A common misconception regarding contracts is that to be enforceable they must be in writing. Generally, this is not the case. However, a preference for written agreements has arisen out of the obvious benefit of having such agreements for the benefit of proving the terms of agreements should such proof be necessary at a later date. Many jurisdictions require by statute that agreements for certain kinds of performance, such as for the sale of goods valued over a certain amount, for interests in land, for sureties, and for performance that cannot be completed in a year’s time, be in writing to be enforceable. The last example, contracts that cannot be performed within a year, is of particular importance to school employees, who typically sign contracts several months before the start of academic years.

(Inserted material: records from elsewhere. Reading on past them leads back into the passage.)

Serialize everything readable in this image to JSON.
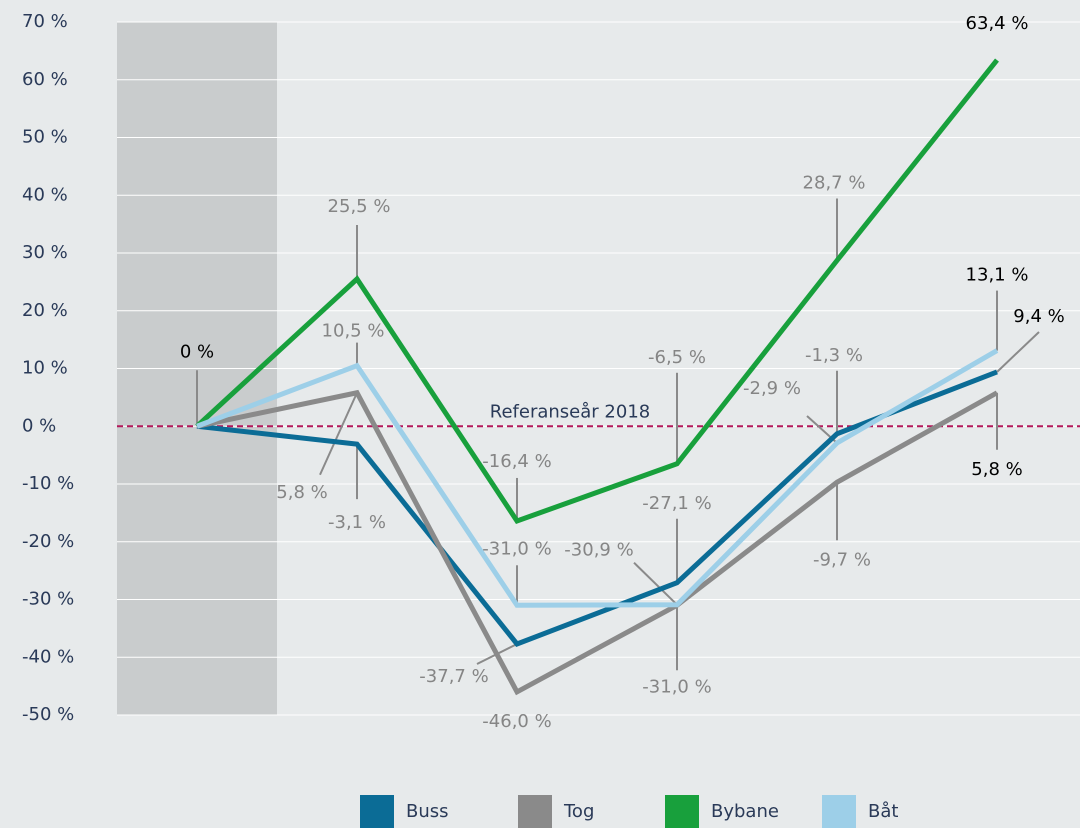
{
  "chart_data": {
    "type": "line",
    "categories": [
      null,
      null,
      null,
      null,
      null,
      null
    ],
    "series": [
      {
        "name": "Buss",
        "color": "#0b6c96",
        "values": [
          0,
          -3.1,
          -37.7,
          -27.1,
          -1.3,
          9.4
        ],
        "value_labels": [
          "0 %",
          "-3,1 %",
          "-37,7 %",
          "-27,1 %",
          "-1,3 %",
          "9,4 %"
        ]
      },
      {
        "name": "Tog",
        "color": "#8a8a8a",
        "values": [
          0,
          5.8,
          -46.0,
          -31.0,
          -9.7,
          5.8
        ],
        "value_labels": [
          null,
          "5,8 %",
          "-46,0 %",
          "-31,0 %",
          "-9,7 %",
          "5,8 %"
        ]
      },
      {
        "name": "Bybane",
        "color": "#18a03c",
        "values": [
          0,
          25.5,
          -16.4,
          -6.5,
          28.7,
          63.4
        ],
        "value_labels": [
          null,
          "25,5 %",
          "-16,4 %",
          "-6,5 %",
          "28,7 %",
          "63,4 %"
        ]
      },
      {
        "name": "Båt",
        "color": "#9dcfe8",
        "values": [
          0,
          10.5,
          -31.0,
          -30.9,
          -2.9,
          13.1
        ],
        "value_labels": [
          null,
          "10,5 %",
          "-31,0 %",
          "-30,9 %",
          "-2,9 %",
          "13,1 %"
        ]
      }
    ],
    "ylim": [
      -50,
      70
    ],
    "yticks": [
      {
        "value": -50,
        "label": "-50 %"
      },
      {
        "value": -40,
        "label": "-40 %"
      },
      {
        "value": -30,
        "label": "-30 %"
      },
      {
        "value": -20,
        "label": "-20 %"
      },
      {
        "value": -10,
        "label": "-10 %"
      },
      {
        "value": 0,
        "label": "0 %"
      },
      {
        "value": 10,
        "label": "10 %"
      },
      {
        "value": 20,
        "label": "20 %"
      },
      {
        "value": 30,
        "label": "30 %"
      },
      {
        "value": 40,
        "label": "40 %"
      },
      {
        "value": 50,
        "label": "50 %"
      },
      {
        "value": 60,
        "label": "60 %"
      },
      {
        "value": 70,
        "label": "70 %"
      }
    ],
    "grid": true,
    "reference_line": {
      "value": 0,
      "label": "Referanseår 2018",
      "color": "#b3175a"
    },
    "legend": "bottom"
  }
}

Valid contracts must also concern legal subject matter. Public policy in favor of the freedom to contract is a respected aspect of American legal thought. This preference for freedom of contract is generally limited only by the boundaries of statutory law, public policy, or common law (judicially decided law). If contracts conflict with statutes, such as by requiring performance that would amount to a criminal act, the agreement lacks legal subject matter and is void as a matter of law even if the parties are unaware of its illegality.

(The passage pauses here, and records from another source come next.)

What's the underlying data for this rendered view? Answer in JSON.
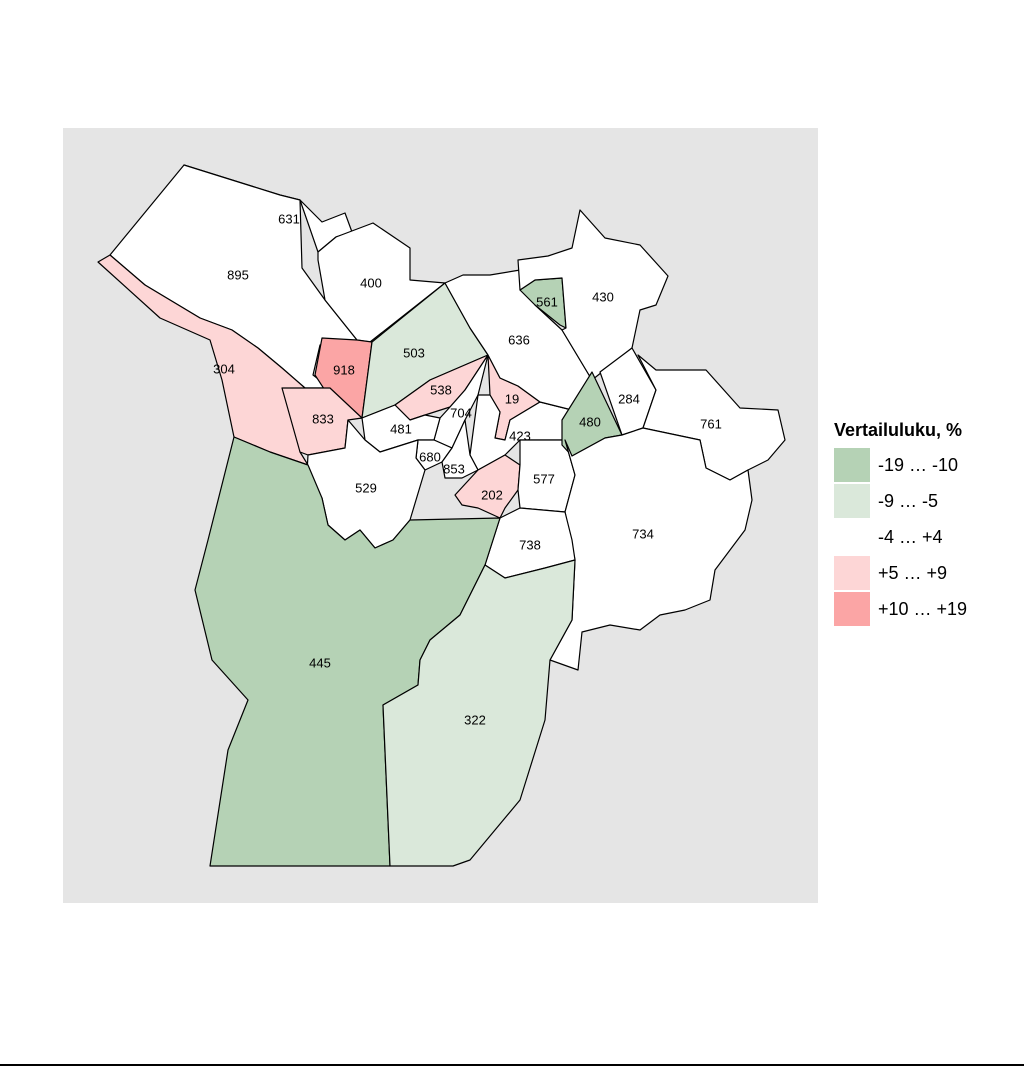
{
  "colors": {
    "panel_bg": "#e5e5e5",
    "class_strong_neg": "#b5d2b5",
    "class_neg": "#dae8da",
    "class_neutral": "#ffffff",
    "class_pos": "#fdd6d6",
    "class_strong_pos": "#fba5a5",
    "border": "#000000"
  },
  "legend": {
    "title": "Vertailuluku, %",
    "items": [
      {
        "label": "-19 … -10",
        "class": "strong_neg"
      },
      {
        "label": "-9 … -5",
        "class": "neg"
      },
      {
        "label": "-4 … +4",
        "class": "neutral"
      },
      {
        "label": "+5 … +9",
        "class": "pos"
      },
      {
        "label": "+10 … +19",
        "class": "strong_pos"
      }
    ]
  },
  "regions": [
    {
      "code": "631",
      "class": "neutral"
    },
    {
      "code": "895",
      "class": "neutral"
    },
    {
      "code": "400",
      "class": "neutral"
    },
    {
      "code": "304",
      "class": "pos"
    },
    {
      "code": "918",
      "class": "strong_pos"
    },
    {
      "code": "503",
      "class": "neg"
    },
    {
      "code": "833",
      "class": "pos"
    },
    {
      "code": "538",
      "class": "pos"
    },
    {
      "code": "704",
      "class": "neutral"
    },
    {
      "code": "19",
      "class": "pos"
    },
    {
      "code": "481",
      "class": "neutral"
    },
    {
      "code": "423",
      "class": "neutral"
    },
    {
      "code": "680",
      "class": "neutral"
    },
    {
      "code": "853",
      "class": "neutral"
    },
    {
      "code": "529",
      "class": "neutral"
    },
    {
      "code": "202",
      "class": "pos"
    },
    {
      "code": "577",
      "class": "neutral"
    },
    {
      "code": "636",
      "class": "neutral"
    },
    {
      "code": "561",
      "class": "strong_neg"
    },
    {
      "code": "430",
      "class": "neutral"
    },
    {
      "code": "480",
      "class": "strong_neg"
    },
    {
      "code": "284",
      "class": "neutral"
    },
    {
      "code": "761",
      "class": "neutral"
    },
    {
      "code": "734",
      "class": "neutral"
    },
    {
      "code": "738",
      "class": "neutral"
    },
    {
      "code": "445",
      "class": "strong_neg"
    },
    {
      "code": "322",
      "class": "neg"
    }
  ]
}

Contracts are commonly referred to as unilateral or bilateral in nature. Bilateral contracts are formed when parties offer their consideration in return for a promise or set of promises. Conversely, unilateral contracts are formed when one party extends an offer to the other that may be accepted by performance rather than by return promises.
Contracts arise in a myriad of ways in the educational context. Perhaps most common are employment contracts between school boards and their employees. Such contracts are often collective bargaining agreements reached following negotiations between boards and the labor unions representing teachers or other staff members. Collective bargaining agreements, otherwise termed labor or collective-labor agreements, often address various aspects of employment including wages, benefits, other employment conditions, employee and employer rights, discipline, and a grievance process.

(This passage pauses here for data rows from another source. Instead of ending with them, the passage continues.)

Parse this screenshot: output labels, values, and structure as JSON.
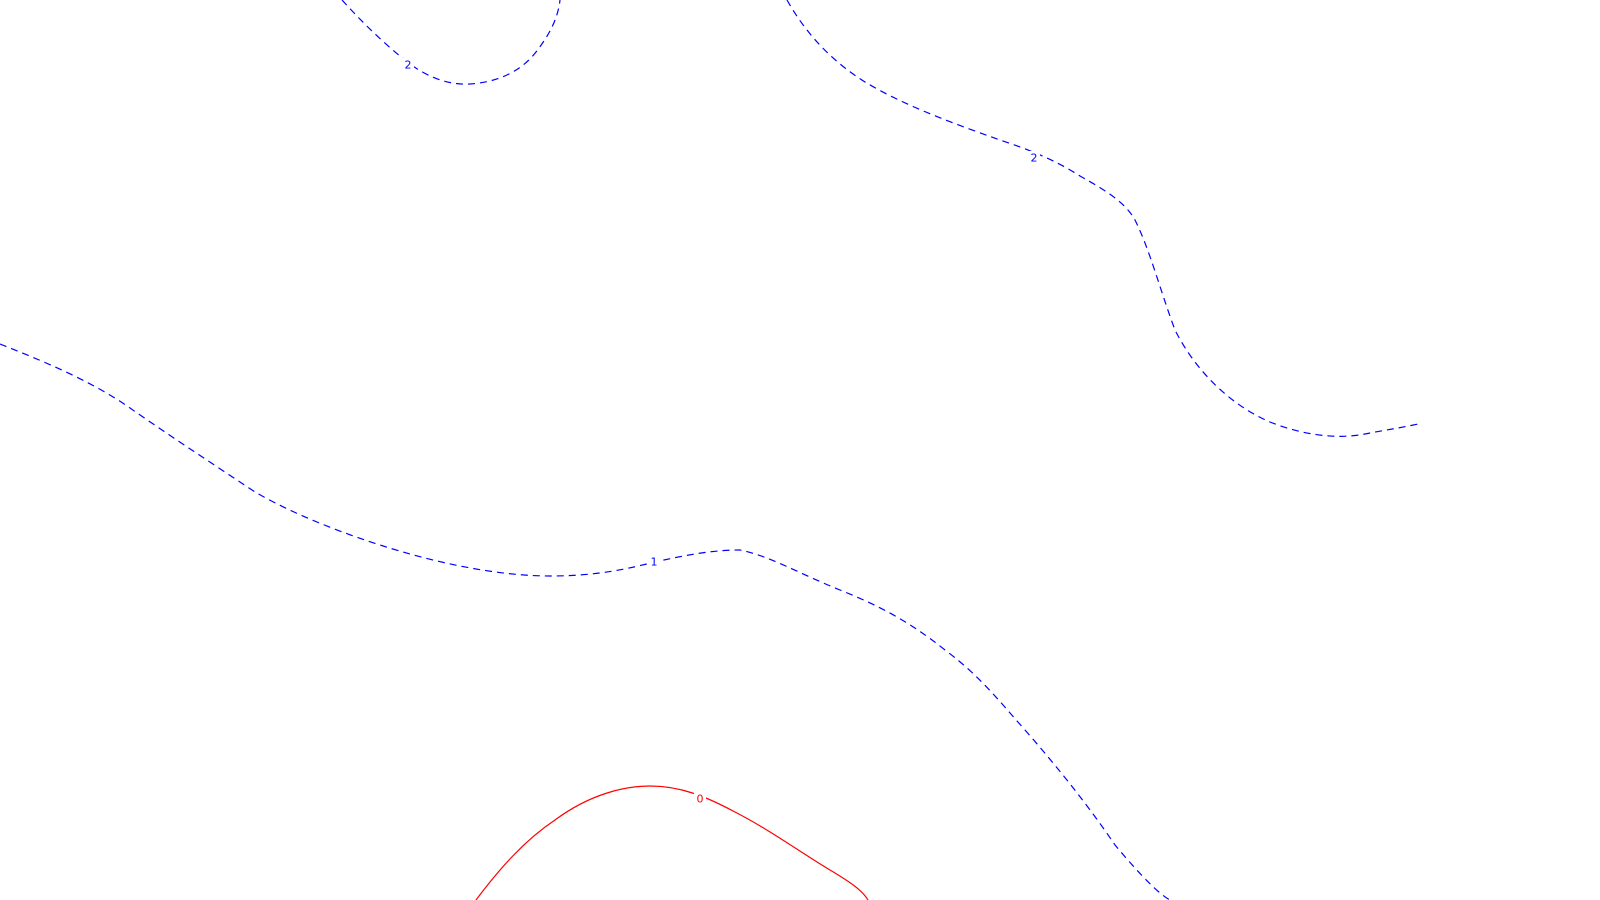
{
  "contours": [
    {
      "id": "contour-2-upper-left",
      "level": 2,
      "label": "2",
      "color": "#0000ff",
      "style": "dashed"
    },
    {
      "id": "contour-2-upper-right",
      "level": 2,
      "label": "2",
      "color": "#0000ff",
      "style": "dashed"
    },
    {
      "id": "contour-1",
      "level": 1,
      "label": "1",
      "color": "#0000ff",
      "style": "dashed"
    },
    {
      "id": "contour-0",
      "level": 0,
      "label": "0",
      "color": "#ff0000",
      "style": "solid"
    }
  ]
}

In the public school context, contracts of employment have been found to confer on the party contracting with the state a property right protected by the Due Process Clause of the Fifth and Fourteenth amendments to the U.S. Constitution. For example, in Cleveland Board of Education v. Loudermill (1985), the U.S. Supreme Court observed that where a public school employee had a contract that created a reasonable expectation of continued employment, the contract amounted to a property interest that the school board could not deprive the employee of without due process of law. Accordingly, the Court explained, a board cannot constitutionally discharge such employees without first affording the employee the basic requirements of due process: notice and the opportunity to respond to the charges before the deprivation of the property interest.
Contracts also arise in the school context in much the same way that they arise in other contexts. Schools enter into contractual agreements relating to a wide variety of pursuits, including construction and building maintenance, the provision of special education services, the purchase of products such as textbooks, and other goods and services.
- Dietz, L., Gregor, R., Jacobs, A., Leming, T., Levin, J. Shampo, J., et al. (2007). American jurisprudence, contracts (2nd ed.). St. Paul, MN: Thomson-West.
- Lord, R. A. (1990). Williston on contracts (4th ed.). Eagan, MN: Thomson-West.
- Cleveland Board of Education v. Loudermill, 470 U.S. 532 (1985).
- Perry v. Sindermann, 408 U.S. 593 (1972).